Morgens aufstehen, einen Kaffee kochen - und direkt zurück ins Bett. Ein Buch lesen, einen Film glotzen. Essen bestellen. Die obligatorische kleine Runde nach draußen, für den Kreislauf und das Seelenleben. Dann aber schnell wieder unter die Kuscheldecke. Ich liebe das. Mit einem Lover macht das Ganze natürlich noch drei Mal so viel Spaß, aber ich kann diese Tage mittlerweile auch alleine einfach nur genießen.
Es ist sogar so, dass mein Körper mir eindeutige Zeichen gibt, wenn zu wenig gechillt wird. Ich werde dann unruhig und hibbelig, “restless”. Anstatt mich abends mit einem Buch aufs Sofa zu legen, räume ich noch auf, höre Podcasts, telefoniere, daddel rum. Das merke ich dann daran, dass ich schlechter schlafe. Und wenn ich das über mehrere Tage durchziehe oder gar einige Abende hintereinander nicht zuhause bin und mir zu wenig Zeit zum Runterkommen nehme - dann werde ich krank. Siehe oben.

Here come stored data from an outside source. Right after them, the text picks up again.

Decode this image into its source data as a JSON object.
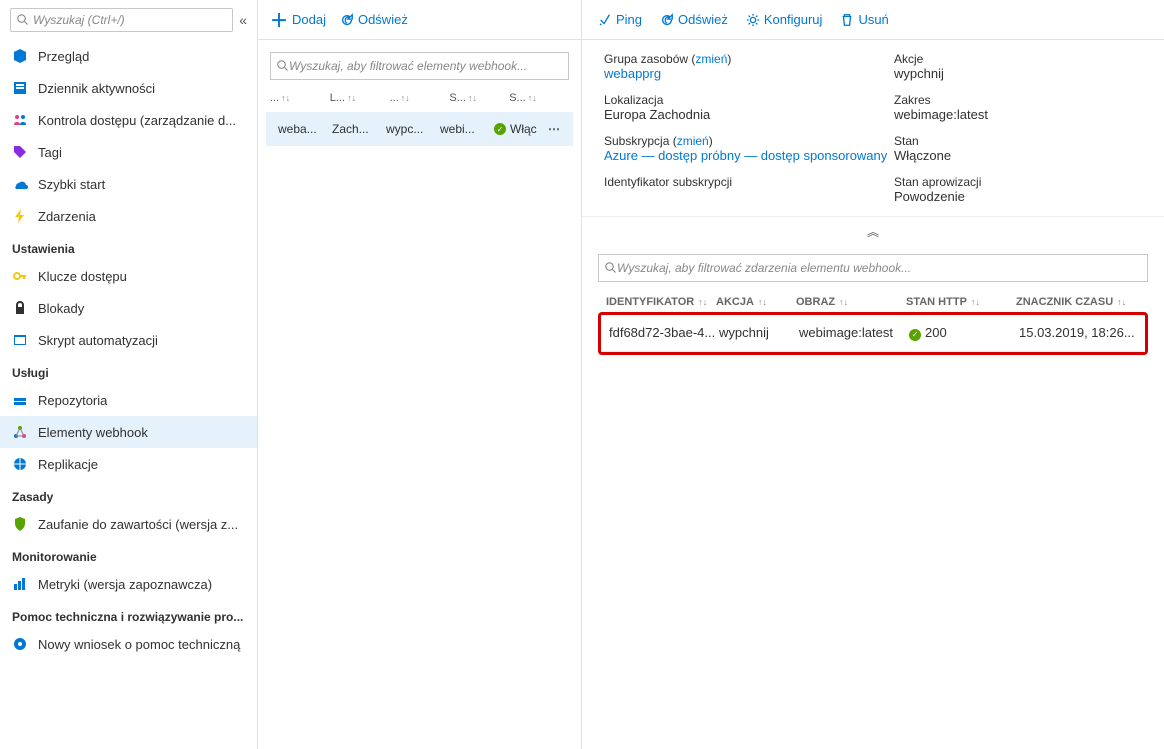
{
  "sidebar": {
    "search_placeholder": "Wyszukaj (Ctrl+/)",
    "items": [
      {
        "label": "Przegląd",
        "icon": "cube"
      },
      {
        "label": "Dziennik aktywności",
        "icon": "log"
      },
      {
        "label": "Kontrola dostępu (zarządzanie d...",
        "icon": "people"
      },
      {
        "label": "Tagi",
        "icon": "tag"
      },
      {
        "label": "Szybki start",
        "icon": "cloud"
      },
      {
        "label": "Zdarzenia",
        "icon": "bolt"
      }
    ],
    "sections": {
      "settings": "Ustawienia",
      "services": "Usługi",
      "policies": "Zasady",
      "monitoring": "Monitorowanie",
      "support": "Pomoc techniczna i rozwiązywanie pro..."
    },
    "settings_items": [
      {
        "label": "Klucze dostępu",
        "icon": "key"
      },
      {
        "label": "Blokady",
        "icon": "lock"
      },
      {
        "label": "Skrypt automatyzacji",
        "icon": "script"
      }
    ],
    "services_items": [
      {
        "label": "Repozytoria",
        "icon": "repo"
      },
      {
        "label": "Elementy webhook",
        "icon": "webhook",
        "selected": true
      },
      {
        "label": "Replikacje",
        "icon": "globe"
      }
    ],
    "policies_items": [
      {
        "label": "Zaufanie do zawartości (wersja z...",
        "icon": "shield"
      }
    ],
    "monitoring_items": [
      {
        "label": "Metryki (wersja zapoznawcza)",
        "icon": "chart"
      }
    ],
    "support_items": [
      {
        "label": "Nowy wniosek o pomoc techniczną",
        "icon": "support"
      }
    ]
  },
  "mid": {
    "add_label": "Dodaj",
    "refresh_label": "Odśwież",
    "filter_placeholder": "Wyszukaj, aby filtrować elementy webhook...",
    "headers": [
      "...",
      "L...",
      "...",
      "S...",
      "S..."
    ],
    "row": {
      "name": "weba...",
      "loc": "Zach...",
      "action": "wypc...",
      "image": "webi...",
      "status": "Włąc"
    }
  },
  "right_toolbar": {
    "ping": "Ping",
    "refresh": "Odśwież",
    "configure": "Konfiguruj",
    "delete": "Usuń"
  },
  "props": {
    "resource_group_label": "Grupa zasobów",
    "change": "zmień",
    "resource_group_val": "webapprg",
    "actions_label": "Akcje",
    "actions_val": "wypchnij",
    "location_label": "Lokalizacja",
    "location_val": "Europa Zachodnia",
    "scope_label": "Zakres",
    "scope_val": "webimage:latest",
    "subscription_label": "Subskrypcja",
    "subscription_val": "Azure — dostęp próbny — dostęp sponsorowany",
    "state_label": "Stan",
    "state_val": "Włączone",
    "subid_label": "Identyfikator subskrypcji",
    "prov_label": "Stan aprowizacji",
    "prov_val": "Powodzenie"
  },
  "events": {
    "filter_placeholder": "Wyszukaj, aby filtrować zdarzenia elementu webhook...",
    "headers": {
      "id": "IDENTYFIKATOR",
      "action": "AKCJA",
      "image": "OBRAZ",
      "status": "STAN HTTP",
      "time": "ZNACZNIK CZASU"
    },
    "row": {
      "id": "fdf68d72-3bae-4...",
      "action": "wypchnij",
      "image": "webimage:latest",
      "status": "200",
      "time": "15.03.2019, 18:26..."
    }
  }
}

Es gab Zeiten in meinem Leben - insbesondere nach der Trennung von meinem langjährigen Partner - da konnte ich gar fast nur noch schlafen. Da waren auch schlaflose Nächte, klar. Aber das habe ich dann nachgeholt. Ich bin ohnehin in guten Zeiten eine fantastische Schläferin. Ich schaffe locker 10-12 Stunden am Stück. Es kam dadurch schon zu lustigen Situationen, eine Freundin machte sich eines Morgens, als ich mal wieder bis 12 am Ratzen war, so Sorgen, dass sie rumtelefonierte und alle abfragte, die mich am Abend vorher gesehen hatten. Dabei musste ich einfach nur schlafen. Verarbeiten. Und das kann ich eben meistens gut. Um 22 Uhr gehen bei mir alle Apps aus, oft liegt das Handy dann eh schon in der Küche. Ich mache mir einen Lavendel-Tee, schlucke Magnesium und kuschle mich mit einem Buch (und manchmal mit einer Wärmflasche) ins Bett. Ich schlafe nie neben dem Handy. Und mir reichen keine acht Stunden, um mich wirklich erholt zu fühlen. Das mag für manche von euch verrückt klingen, bei mir ist das so.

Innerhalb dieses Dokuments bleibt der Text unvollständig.